What can we expect from the near future in light of all this? What's going to happen over the next 30 years?
Thirty years ago, when I was writing my first novel in Paris, there were about five and a half billion people on Earth. Today, there are over nine billion. Thirty years before that, when I was born, the world population was only three and a half billion. That's the most radical change that has taken place during my lifetime. Compared to it, the collapse of the Eastern Bloc and such things are just a ripple. Border State is already a historical novel; it depicts a world that no longer exists. Stepping out onto the sidewalk in Paris in 1993, it was still possible to disappear, to become nobody, to become anybody. No one knew who you were because you didn't have a phone in your pocket and everything that comes with it. It's odd that just like everything else, technology is simultaneously liberating and enslaving. It's simply no longer possible to experience that total freedom of being anyone, at least not naturally and without making much of an effort.
Books are companions in loneliness – it's nice if they help us to get by better in any way. But I also don't believe that one can understand humankind without understanding themselves.

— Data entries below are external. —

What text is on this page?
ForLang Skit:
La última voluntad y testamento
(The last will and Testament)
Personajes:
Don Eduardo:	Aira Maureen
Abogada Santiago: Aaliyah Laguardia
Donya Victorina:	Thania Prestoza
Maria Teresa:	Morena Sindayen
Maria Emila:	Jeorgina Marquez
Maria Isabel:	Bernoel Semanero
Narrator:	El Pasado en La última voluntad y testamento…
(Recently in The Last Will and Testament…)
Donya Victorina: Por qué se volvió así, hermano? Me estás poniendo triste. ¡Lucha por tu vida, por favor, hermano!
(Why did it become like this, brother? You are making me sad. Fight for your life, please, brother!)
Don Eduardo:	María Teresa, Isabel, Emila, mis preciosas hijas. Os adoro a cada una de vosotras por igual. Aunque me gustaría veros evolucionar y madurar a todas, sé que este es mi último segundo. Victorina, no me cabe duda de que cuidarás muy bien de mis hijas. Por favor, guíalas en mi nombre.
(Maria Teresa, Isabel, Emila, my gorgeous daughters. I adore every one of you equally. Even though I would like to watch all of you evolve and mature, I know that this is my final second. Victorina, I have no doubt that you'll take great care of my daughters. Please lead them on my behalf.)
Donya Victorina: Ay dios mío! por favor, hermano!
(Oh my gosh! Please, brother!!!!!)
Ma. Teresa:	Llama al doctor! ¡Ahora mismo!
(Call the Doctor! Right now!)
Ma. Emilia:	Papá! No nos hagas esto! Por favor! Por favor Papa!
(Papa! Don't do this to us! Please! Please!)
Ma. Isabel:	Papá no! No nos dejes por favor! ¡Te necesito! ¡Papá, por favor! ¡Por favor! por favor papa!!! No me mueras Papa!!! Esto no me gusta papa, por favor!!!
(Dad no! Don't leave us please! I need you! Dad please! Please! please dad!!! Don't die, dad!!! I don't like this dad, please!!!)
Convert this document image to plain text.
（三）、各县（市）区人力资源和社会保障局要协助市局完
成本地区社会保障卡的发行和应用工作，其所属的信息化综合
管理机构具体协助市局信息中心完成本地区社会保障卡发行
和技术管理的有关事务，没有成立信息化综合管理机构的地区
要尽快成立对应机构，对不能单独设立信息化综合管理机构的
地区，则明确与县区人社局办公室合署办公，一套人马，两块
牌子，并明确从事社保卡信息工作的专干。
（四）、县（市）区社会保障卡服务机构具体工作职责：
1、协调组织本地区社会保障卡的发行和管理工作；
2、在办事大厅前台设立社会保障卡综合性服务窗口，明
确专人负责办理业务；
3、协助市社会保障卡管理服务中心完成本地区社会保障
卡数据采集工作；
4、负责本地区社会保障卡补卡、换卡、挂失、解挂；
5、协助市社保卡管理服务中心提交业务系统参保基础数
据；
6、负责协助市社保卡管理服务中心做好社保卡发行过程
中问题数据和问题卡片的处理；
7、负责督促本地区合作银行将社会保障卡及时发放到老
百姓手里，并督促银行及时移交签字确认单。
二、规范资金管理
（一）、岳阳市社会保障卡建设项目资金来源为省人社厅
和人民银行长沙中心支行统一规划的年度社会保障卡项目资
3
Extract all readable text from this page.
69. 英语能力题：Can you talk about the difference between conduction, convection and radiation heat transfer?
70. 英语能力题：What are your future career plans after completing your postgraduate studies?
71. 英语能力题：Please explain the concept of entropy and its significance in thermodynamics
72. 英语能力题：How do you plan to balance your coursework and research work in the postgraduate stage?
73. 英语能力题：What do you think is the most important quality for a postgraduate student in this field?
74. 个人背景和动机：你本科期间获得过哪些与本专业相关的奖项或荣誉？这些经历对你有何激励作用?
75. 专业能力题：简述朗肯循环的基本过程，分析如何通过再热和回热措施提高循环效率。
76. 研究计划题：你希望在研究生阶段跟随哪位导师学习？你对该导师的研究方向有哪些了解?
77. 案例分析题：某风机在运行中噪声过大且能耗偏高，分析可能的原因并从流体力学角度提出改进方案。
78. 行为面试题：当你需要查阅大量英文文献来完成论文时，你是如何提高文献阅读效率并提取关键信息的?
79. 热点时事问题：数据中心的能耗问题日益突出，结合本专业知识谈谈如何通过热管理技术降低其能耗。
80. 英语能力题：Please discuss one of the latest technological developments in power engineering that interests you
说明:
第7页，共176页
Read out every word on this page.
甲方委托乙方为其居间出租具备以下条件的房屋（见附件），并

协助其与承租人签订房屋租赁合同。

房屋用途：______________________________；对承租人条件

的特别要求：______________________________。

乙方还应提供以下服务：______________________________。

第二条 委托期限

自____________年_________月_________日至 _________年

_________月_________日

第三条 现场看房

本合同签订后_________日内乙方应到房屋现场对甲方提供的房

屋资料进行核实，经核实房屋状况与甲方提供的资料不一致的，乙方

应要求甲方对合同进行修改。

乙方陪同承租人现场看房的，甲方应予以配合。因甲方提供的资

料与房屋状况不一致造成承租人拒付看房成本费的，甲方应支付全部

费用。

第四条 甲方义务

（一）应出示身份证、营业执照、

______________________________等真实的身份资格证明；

Thirty years from now? Maybe AI will be writing novels about us, and we'll read them (if we're still reading) with gusto! The idea does make me feel a little queasy and I'd rather not live in such a world, but who knows. So long as there's air, water, and food, meaning green plants that photosynthesize and nourish us, so long will we be able to live in this world. At every instant, the life that we live is totally self-evident and totally baffling, all at once.